According to engineering experience, #65 (named WT) is selected as installation location because it is the pivotal 220 kV substation of all the 110 kV lines in zone 3, indicating that it has the strongest control ability to its radial 110 kV substations. Then capacity optimization is accomplished and the result is to allocate 40 MVar STATCOM on #65 to address the voltage violation.
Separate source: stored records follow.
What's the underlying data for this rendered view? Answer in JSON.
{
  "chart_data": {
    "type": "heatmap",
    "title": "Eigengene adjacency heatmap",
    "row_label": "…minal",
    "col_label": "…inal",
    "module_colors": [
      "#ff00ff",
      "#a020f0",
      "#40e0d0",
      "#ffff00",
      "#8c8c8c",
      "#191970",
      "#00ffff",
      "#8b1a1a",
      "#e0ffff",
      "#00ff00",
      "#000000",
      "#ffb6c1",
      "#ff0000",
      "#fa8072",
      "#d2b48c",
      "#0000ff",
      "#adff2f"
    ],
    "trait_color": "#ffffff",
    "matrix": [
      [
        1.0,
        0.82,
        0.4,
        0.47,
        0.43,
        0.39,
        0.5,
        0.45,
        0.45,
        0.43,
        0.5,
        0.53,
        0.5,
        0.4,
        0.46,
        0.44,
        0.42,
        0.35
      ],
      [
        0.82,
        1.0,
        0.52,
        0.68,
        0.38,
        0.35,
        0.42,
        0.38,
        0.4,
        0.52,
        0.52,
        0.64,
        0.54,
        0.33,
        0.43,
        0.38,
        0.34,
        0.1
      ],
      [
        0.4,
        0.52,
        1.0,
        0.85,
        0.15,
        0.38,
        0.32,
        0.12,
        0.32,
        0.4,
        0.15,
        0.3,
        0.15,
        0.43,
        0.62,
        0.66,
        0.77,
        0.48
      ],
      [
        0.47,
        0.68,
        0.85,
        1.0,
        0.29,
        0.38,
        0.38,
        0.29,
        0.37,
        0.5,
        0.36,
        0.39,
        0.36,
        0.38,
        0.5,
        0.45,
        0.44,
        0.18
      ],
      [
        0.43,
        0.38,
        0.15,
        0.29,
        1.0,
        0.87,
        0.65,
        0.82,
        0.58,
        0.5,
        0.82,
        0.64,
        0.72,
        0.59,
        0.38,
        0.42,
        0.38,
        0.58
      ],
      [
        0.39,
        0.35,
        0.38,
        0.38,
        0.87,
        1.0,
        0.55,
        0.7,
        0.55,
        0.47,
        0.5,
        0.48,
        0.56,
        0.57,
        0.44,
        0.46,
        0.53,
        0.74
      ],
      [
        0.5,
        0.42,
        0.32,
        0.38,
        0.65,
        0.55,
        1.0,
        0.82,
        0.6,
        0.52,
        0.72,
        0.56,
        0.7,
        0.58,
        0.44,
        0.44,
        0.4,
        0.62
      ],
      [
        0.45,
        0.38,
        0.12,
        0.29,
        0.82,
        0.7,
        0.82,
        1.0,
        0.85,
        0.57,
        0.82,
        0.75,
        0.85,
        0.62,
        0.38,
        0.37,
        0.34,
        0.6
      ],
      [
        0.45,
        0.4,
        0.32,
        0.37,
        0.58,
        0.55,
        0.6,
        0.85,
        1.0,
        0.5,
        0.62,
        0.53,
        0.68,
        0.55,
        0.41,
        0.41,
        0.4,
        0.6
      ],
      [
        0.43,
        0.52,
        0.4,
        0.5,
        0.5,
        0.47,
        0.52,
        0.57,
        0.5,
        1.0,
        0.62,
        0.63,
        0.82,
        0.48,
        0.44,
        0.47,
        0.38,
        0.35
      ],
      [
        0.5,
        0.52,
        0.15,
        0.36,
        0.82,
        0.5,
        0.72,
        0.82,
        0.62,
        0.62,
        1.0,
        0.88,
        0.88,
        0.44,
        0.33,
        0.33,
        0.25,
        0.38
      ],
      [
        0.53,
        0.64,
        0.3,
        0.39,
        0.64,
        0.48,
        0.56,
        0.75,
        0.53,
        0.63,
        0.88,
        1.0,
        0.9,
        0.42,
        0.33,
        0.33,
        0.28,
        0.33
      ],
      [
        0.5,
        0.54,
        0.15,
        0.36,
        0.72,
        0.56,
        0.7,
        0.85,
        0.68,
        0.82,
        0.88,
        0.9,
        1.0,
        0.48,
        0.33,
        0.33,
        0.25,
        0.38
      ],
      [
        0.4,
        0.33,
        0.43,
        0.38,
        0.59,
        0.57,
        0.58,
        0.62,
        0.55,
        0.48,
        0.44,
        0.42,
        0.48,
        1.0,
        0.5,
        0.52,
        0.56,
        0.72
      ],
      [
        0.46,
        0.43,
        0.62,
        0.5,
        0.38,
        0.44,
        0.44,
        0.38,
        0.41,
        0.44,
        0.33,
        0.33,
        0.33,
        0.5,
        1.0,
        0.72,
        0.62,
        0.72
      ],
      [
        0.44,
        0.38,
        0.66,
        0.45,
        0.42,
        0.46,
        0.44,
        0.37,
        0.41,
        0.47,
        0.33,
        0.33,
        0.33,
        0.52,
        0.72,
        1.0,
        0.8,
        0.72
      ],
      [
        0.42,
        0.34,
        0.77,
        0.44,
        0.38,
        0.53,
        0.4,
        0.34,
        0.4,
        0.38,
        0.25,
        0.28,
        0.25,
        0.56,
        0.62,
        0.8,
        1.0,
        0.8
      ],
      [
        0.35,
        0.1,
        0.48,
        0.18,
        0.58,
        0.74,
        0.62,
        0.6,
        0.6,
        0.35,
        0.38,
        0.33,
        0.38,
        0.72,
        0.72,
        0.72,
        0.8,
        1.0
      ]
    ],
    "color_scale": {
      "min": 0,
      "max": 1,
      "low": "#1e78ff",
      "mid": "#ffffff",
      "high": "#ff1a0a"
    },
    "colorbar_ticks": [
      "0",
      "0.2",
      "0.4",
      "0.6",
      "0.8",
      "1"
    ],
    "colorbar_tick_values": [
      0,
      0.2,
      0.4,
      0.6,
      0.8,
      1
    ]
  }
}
Comparison with the proposed method indicates that the capacity is relevant to the selected locations and it can be found that the proposed method is control ability oriented, which considers the matching degree and the bus voltage control ability and influence of disturbance; while the traditional method considers the central control capacity of the central station but neglecting the imbalance of capacity and location of wind farms. It can be seen from the results of capacity optimization that the proposed scheme can meet the same transient voltage constraints with less capacity, which shows that the proposed scheme is feasible and efficient.

6. Conclusions

This paper proposes a DVC planning method considering wind turbine tripping in regional power grids. A vector-type indexes system is established to evaluate buses’ transient voltage features, including disturbance vector (DV) and supporting vector (SV). Then the Kendall rank correlation coefficient is adopted to evaluate the matching degree of SV and DV, so as to determine the best installation locations. Capacity optimization is subsequently accomplished. The proposed vector-type indexes retain more complete information, thus perform better than the widely-used scalar-type indexes. In addition, rank correlation coefficient of DV and SV is used to determine locations, which provides better locations because it considers the control effect of DVC. The adopted method is simulation based, thus can consider different parameters of wind turbine, generators and any other essential devices to provide a solution of greater accuracy. As the proposed framework is simulation-based, future work can focus on the mechanism of the influence of wind turbines tripping to provide more theoretical explanations to improve our approach. In addition, more scenarios considering the uncertainty characteristics of wind power can be applied for better performance. In short, the proposed framework provides an effective solution to optimal dynamic reactive power planning considering wind turbines tripping. Furthermore, the proposed method is transferable and can be applied to issues considering short-circuit fault and so on.